Compare Builders Carefully
Choose experienced builders with:
- Strong reviews
- Transparent contracts
- Proven delivery timelines
- Display homes you can inspect
Last Say…
The 2026 Australian Federal Budget represents a major shift in housing and property investment policy. By limiting negative gearing benefits primarily to new homes while protecting existing investors through grandfathered arrangements, the Government is attempting to redirect investment into housing supply rather than existing property speculation.
For the home building industry, the reforms may create stronger long-term demand for newly constructed housing, house and land packages, duplexes, and medium-density developments. For first-home buyers, the changes could improve opportunities to enter the market, although affordability challenges will likely remain a major issue.
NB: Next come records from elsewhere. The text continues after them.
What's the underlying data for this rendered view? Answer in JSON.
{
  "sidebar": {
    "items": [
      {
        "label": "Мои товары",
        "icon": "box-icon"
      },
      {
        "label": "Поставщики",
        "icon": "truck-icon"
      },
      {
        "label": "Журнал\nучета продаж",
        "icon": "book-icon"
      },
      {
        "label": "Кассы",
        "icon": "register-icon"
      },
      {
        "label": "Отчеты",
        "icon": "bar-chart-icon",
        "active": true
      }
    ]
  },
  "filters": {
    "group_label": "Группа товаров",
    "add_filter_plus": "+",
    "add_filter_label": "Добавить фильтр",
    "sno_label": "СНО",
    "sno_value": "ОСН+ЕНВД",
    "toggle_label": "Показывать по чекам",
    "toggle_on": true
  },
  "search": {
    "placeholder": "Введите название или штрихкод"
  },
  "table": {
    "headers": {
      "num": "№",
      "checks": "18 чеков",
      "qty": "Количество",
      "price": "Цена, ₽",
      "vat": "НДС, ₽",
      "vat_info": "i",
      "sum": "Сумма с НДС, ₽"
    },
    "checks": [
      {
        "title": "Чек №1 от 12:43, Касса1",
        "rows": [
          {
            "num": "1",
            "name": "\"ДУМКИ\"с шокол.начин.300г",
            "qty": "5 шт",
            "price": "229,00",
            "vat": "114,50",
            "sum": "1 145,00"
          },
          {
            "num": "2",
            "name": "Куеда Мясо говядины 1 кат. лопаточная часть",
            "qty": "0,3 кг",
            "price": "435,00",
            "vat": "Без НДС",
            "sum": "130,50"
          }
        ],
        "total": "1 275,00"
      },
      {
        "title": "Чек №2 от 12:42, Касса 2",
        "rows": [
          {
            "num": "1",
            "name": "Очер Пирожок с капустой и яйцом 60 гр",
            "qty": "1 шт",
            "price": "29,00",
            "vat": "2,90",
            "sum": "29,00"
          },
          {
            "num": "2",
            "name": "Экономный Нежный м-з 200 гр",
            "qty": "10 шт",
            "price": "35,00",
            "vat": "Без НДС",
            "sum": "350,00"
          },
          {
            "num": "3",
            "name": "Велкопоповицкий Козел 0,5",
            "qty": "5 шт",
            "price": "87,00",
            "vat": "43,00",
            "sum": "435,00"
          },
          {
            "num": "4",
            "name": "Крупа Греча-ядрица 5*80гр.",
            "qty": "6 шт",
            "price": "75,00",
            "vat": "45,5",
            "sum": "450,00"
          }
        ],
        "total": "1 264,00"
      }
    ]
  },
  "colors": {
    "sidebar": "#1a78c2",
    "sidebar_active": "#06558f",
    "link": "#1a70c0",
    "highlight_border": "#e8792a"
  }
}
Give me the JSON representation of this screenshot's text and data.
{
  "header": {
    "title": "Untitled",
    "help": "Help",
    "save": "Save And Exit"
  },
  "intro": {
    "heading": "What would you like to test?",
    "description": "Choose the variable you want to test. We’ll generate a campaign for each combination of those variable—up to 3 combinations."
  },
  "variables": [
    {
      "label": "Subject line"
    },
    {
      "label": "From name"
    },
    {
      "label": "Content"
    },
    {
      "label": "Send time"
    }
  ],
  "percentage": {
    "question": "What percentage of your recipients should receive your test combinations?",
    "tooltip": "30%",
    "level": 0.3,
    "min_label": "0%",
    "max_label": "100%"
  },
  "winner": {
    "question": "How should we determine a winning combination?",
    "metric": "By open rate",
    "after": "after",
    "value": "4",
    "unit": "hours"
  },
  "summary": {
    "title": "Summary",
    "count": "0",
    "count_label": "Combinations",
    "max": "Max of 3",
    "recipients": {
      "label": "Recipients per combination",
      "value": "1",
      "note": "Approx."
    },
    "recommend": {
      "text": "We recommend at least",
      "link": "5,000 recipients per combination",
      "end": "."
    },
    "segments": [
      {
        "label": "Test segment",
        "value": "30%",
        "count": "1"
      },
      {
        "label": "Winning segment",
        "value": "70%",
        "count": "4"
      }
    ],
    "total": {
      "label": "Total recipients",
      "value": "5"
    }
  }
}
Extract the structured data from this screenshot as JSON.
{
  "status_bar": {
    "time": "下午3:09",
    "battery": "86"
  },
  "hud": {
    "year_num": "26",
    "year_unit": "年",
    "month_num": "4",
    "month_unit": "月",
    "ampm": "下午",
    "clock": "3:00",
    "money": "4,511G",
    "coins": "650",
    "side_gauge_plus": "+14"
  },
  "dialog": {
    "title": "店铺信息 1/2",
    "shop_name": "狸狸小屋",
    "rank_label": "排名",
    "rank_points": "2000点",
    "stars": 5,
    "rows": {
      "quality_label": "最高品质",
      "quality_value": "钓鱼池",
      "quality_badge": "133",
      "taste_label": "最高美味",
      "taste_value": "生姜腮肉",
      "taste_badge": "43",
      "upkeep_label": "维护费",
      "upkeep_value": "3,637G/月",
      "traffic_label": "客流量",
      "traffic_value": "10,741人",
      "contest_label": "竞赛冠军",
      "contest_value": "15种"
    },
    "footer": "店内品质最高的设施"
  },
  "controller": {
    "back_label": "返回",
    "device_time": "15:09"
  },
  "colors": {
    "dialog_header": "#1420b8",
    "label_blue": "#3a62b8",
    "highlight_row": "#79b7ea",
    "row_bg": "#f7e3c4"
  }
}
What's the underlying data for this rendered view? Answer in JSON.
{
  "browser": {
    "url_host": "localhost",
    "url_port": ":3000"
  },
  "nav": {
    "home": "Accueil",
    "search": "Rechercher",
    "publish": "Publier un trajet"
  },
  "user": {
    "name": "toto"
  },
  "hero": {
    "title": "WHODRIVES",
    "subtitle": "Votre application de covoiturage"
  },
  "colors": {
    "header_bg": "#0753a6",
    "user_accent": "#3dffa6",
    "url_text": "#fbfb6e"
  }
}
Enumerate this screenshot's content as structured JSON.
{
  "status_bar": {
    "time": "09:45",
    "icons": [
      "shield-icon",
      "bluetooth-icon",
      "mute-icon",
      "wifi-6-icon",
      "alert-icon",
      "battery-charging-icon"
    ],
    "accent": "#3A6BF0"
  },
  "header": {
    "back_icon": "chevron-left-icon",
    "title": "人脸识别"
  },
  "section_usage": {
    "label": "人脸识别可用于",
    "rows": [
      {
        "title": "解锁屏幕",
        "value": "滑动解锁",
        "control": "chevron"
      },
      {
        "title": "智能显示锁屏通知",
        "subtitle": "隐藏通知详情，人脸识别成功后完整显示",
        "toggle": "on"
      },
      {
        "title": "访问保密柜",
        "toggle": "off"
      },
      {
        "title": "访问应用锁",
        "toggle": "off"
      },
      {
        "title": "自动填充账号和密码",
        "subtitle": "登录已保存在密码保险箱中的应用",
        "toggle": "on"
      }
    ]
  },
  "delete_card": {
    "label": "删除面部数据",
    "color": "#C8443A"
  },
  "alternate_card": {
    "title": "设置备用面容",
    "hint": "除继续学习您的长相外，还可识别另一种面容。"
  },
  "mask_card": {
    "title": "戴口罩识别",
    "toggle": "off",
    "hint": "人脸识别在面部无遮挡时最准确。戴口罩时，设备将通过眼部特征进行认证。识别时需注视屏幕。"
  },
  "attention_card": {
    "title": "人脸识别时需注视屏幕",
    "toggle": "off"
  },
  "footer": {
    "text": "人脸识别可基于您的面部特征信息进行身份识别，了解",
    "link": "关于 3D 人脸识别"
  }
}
Whether these reforms ultimately improve housing affordability or simply reshape investment strategies will become clearer over the next several years.
FAQ
What does “grandfathered” mean in the Australian Budget?
Grandfathered means existing property investors who already own investment properties before the reform date generally keep their current tax benefits.
Will negative gearing be removed completely?
No. Under the proposed reforms, negative gearing will mainly remain available for newly built homes and new developments.
How does this affect first-home buyers?
The Government hopes reduced investor competition in established housing markets will improve opportunities for first-home buyers.
Why are new homes important in the Budget?
The reforms aim to encourage more home building and increase Australia’s housing supply.
Will property investment still be worth it?
Property investment may still remain attractive, particularly in:
- New homes
- House and land packages
- Duplex developments
- Build-to-rent projects
Will house prices fall?
Some economists expect slower growth rather than major price falls, while others believe increased supply may help moderate prices over time.